There is an underlying component to this in Azure because it hits all instances of the same service nearly simultaneously. Whatever is happening isn’t being handled within NServiceBus and processing halts. From what we’ve seen, it never comes back. The only “fix” we've found so far is to have an external process that watches queue sizes and measures CPU use on waworkerhost.exe. If it detects the problem it will kill waworkerhost.exe. Azure restarts it and we continue. This repeats, typically for a few days, when the problem goes away as mysteriously as it appeared. This works, but it is far from ideal.

I was chatting with Sean Feldman about an unrelated issue and he directed me to a page detailing Critical Error Behavior. I took the code from that page and modified one of our services in test and deployed it.

The same problem happened and the critical error behavior did not activate. Nothing was logged. It sat at 0% CPU.

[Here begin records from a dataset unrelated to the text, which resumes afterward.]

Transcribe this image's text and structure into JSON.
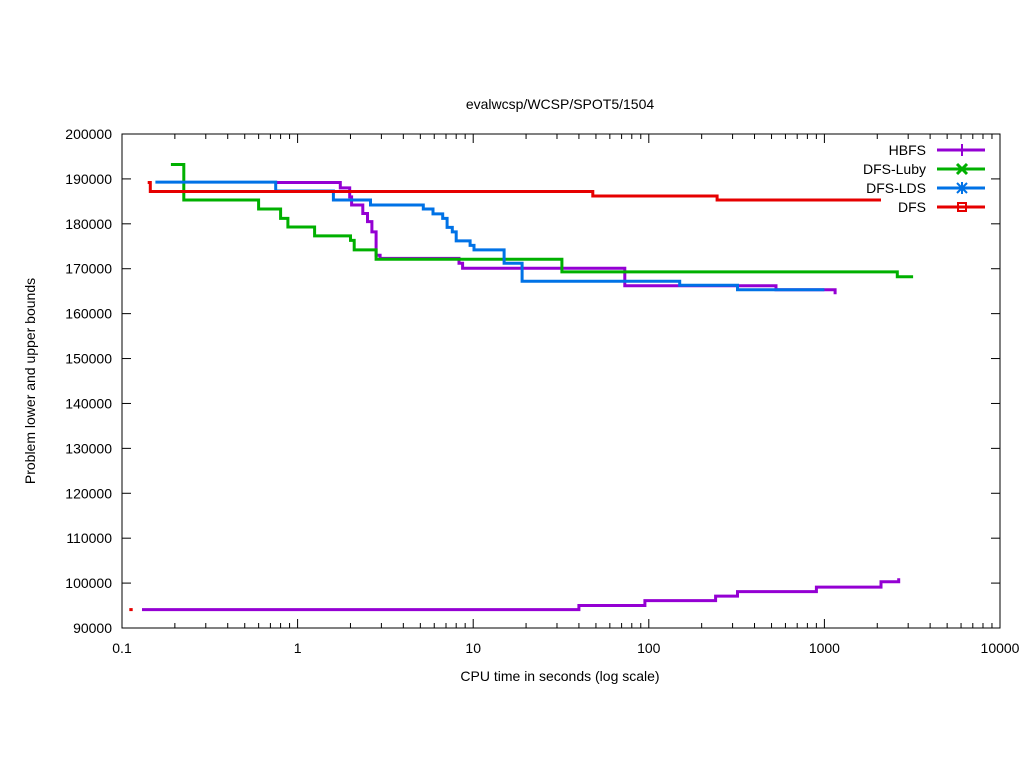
{
  "chart_data": {
    "type": "line",
    "title": "evalwcsp/WCSP/SPOT5/1504",
    "xlabel": "CPU time in seconds (log scale)",
    "ylabel": "Problem lower and upper bounds",
    "xscale": "log",
    "xlim": [
      0.1,
      10000
    ],
    "ylim": [
      90000,
      200000
    ],
    "xticks": [
      0.1,
      1,
      10,
      100,
      1000,
      10000
    ],
    "xtick_labels": [
      "0.1",
      "1",
      "10",
      "100",
      "1000",
      "10000"
    ],
    "yticks": [
      90000,
      100000,
      110000,
      120000,
      130000,
      140000,
      150000,
      160000,
      170000,
      180000,
      190000,
      200000
    ],
    "ytick_labels": [
      "90000",
      "100000",
      "110000",
      "120000",
      "130000",
      "140000",
      "150000",
      "160000",
      "170000",
      "180000",
      "190000",
      "200000"
    ],
    "legend_position": "top-right",
    "series": [
      {
        "name": "HBFS",
        "color": "#9400d3",
        "marker": "plus",
        "segments": [
          [
            [
              0.75,
              189200
            ],
            [
              1.75,
              189200
            ],
            [
              1.75,
              188000
            ],
            [
              1.98,
              188000
            ],
            [
              1.98,
              186000
            ],
            [
              2.03,
              186000
            ],
            [
              2.03,
              184200
            ],
            [
              2.35,
              184200
            ],
            [
              2.35,
              182300
            ],
            [
              2.5,
              182300
            ],
            [
              2.5,
              180500
            ],
            [
              2.65,
              180500
            ],
            [
              2.65,
              178200
            ],
            [
              2.8,
              178200
            ],
            [
              2.8,
              173000
            ],
            [
              2.95,
              173000
            ],
            [
              2.95,
              172300
            ],
            [
              8.3,
              172300
            ],
            [
              8.3,
              171200
            ],
            [
              8.7,
              171200
            ],
            [
              8.7,
              170100
            ],
            [
              73,
              170100
            ],
            [
              73,
              166200
            ],
            [
              530,
              166200
            ],
            [
              530,
              165300
            ],
            [
              900,
              165300
            ],
            [
              900,
              165300
            ],
            [
              1150,
              165300
            ],
            [
              1150,
              164300
            ]
          ],
          [
            [
              0.13,
              94100
            ],
            [
              40,
              94100
            ],
            [
              40,
              95000
            ],
            [
              95,
              95000
            ],
            [
              95,
              96100
            ],
            [
              240,
              96100
            ],
            [
              240,
              97100
            ],
            [
              320,
              97100
            ],
            [
              320,
              98100
            ],
            [
              900,
              98100
            ],
            [
              900,
              99100
            ],
            [
              2100,
              99100
            ],
            [
              2100,
              100300
            ],
            [
              2650,
              100300
            ],
            [
              2650,
              101100
            ]
          ]
        ]
      },
      {
        "name": "DFS-Luby",
        "color": "#00b000",
        "marker": "x",
        "segments": [
          [
            [
              0.19,
              193200
            ],
            [
              0.225,
              193200
            ],
            [
              0.225,
              185300
            ],
            [
              0.6,
              185300
            ],
            [
              0.6,
              183300
            ],
            [
              0.8,
              183300
            ],
            [
              0.8,
              181200
            ],
            [
              0.88,
              181200
            ],
            [
              0.88,
              179300
            ],
            [
              1.25,
              179300
            ],
            [
              1.25,
              177300
            ],
            [
              2.0,
              177300
            ],
            [
              2.0,
              176300
            ],
            [
              2.1,
              176300
            ],
            [
              2.1,
              174200
            ],
            [
              2.8,
              174200
            ],
            [
              2.8,
              172100
            ],
            [
              32,
              172100
            ],
            [
              32,
              169300
            ],
            [
              2600,
              169300
            ],
            [
              2600,
              168200
            ],
            [
              3200,
              168200
            ]
          ]
        ]
      },
      {
        "name": "DFS-LDS",
        "color": "#0072e6",
        "marker": "star",
        "segments": [
          [
            [
              0.155,
              189300
            ],
            [
              0.75,
              189300
            ],
            [
              0.75,
              187300
            ],
            [
              1.6,
              187300
            ],
            [
              1.6,
              185300
            ],
            [
              2.6,
              185300
            ],
            [
              2.6,
              184200
            ],
            [
              5.2,
              184200
            ],
            [
              5.2,
              183300
            ],
            [
              5.9,
              183300
            ],
            [
              5.9,
              182200
            ],
            [
              6.7,
              182200
            ],
            [
              6.7,
              181200
            ],
            [
              7.1,
              181200
            ],
            [
              7.1,
              179200
            ],
            [
              7.6,
              179200
            ],
            [
              7.6,
              178200
            ],
            [
              8.0,
              178200
            ],
            [
              8.0,
              176200
            ],
            [
              9.6,
              176200
            ],
            [
              9.6,
              175200
            ],
            [
              10.1,
              175200
            ],
            [
              10.1,
              174200
            ],
            [
              15,
              174200
            ],
            [
              15,
              171200
            ],
            [
              19,
              171200
            ],
            [
              19,
              167200
            ],
            [
              150,
              167200
            ],
            [
              150,
              166300
            ],
            [
              320,
              166300
            ],
            [
              320,
              165300
            ],
            [
              1000,
              165300
            ]
          ]
        ]
      },
      {
        "name": "DFS",
        "color": "#e60000",
        "marker": "square",
        "segments": [
          [
            [
              0.14,
              189200
            ],
            [
              0.145,
              189200
            ],
            [
              0.145,
              187200
            ],
            [
              48,
              187200
            ],
            [
              48,
              186200
            ],
            [
              245,
              186200
            ],
            [
              245,
              185300
            ],
            [
              2100,
              185300
            ]
          ],
          [
            [
              0.11,
              94100
            ],
            [
              0.115,
              94100
            ]
          ]
        ]
      }
    ]
  }
}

Until today this only hit one service out of a dozen. That service uses sagas, timeouts, and azure service bus deduplication, so we weren’t 100% sure if this issue was with SQL Azure, or the bus, or was somehow related to timeouts. However, it seemed like it was a bus issue because we stopped dequeueing. Today I saw the same problem hit a different service. That one is pretty simple. It processes messages and calls a Web API. No sagas. No dedup. No SQL Azure. The only common theme between the two is the service bus.

I managed to get a couple of screenshots of the service bus performance counters and this is what I see after it happens. Unfortunately I didn’t get a screenshot of the exact moment it occurred, but that one showed processing and then suddenly all trace lines dropped to 0. Then it appears to start back up, it may process a message or two, and then it stops again.

I have a feeling that this is related, in some way, to load, but that’s purely a guess. The system runs through tens of millions of messages a day. The two services that have manifested this behavior are involved in almost every message and we’re running 4 – 6 instances of those. The other services are far lower load (and typically 2 instances) and have not manifested this problem.

This is a screenshot of perf counters after it had stopped. The line that spiked is ReceiveMessageLatency. stops

This screenshot is after the first one. We go completely dead, then it looks like it tries to come back, but doesn't go anywhere. Then there are more ReceiveMessage Latency spikes and then it goes back down to 0 again. doesthisafteritstops

I'm at a loss here. I don't know how to investigate this. That I can't even get an error message of some kind makes this even more confusing.

daerath commented 7 years ago

Moving to a more appropriate project.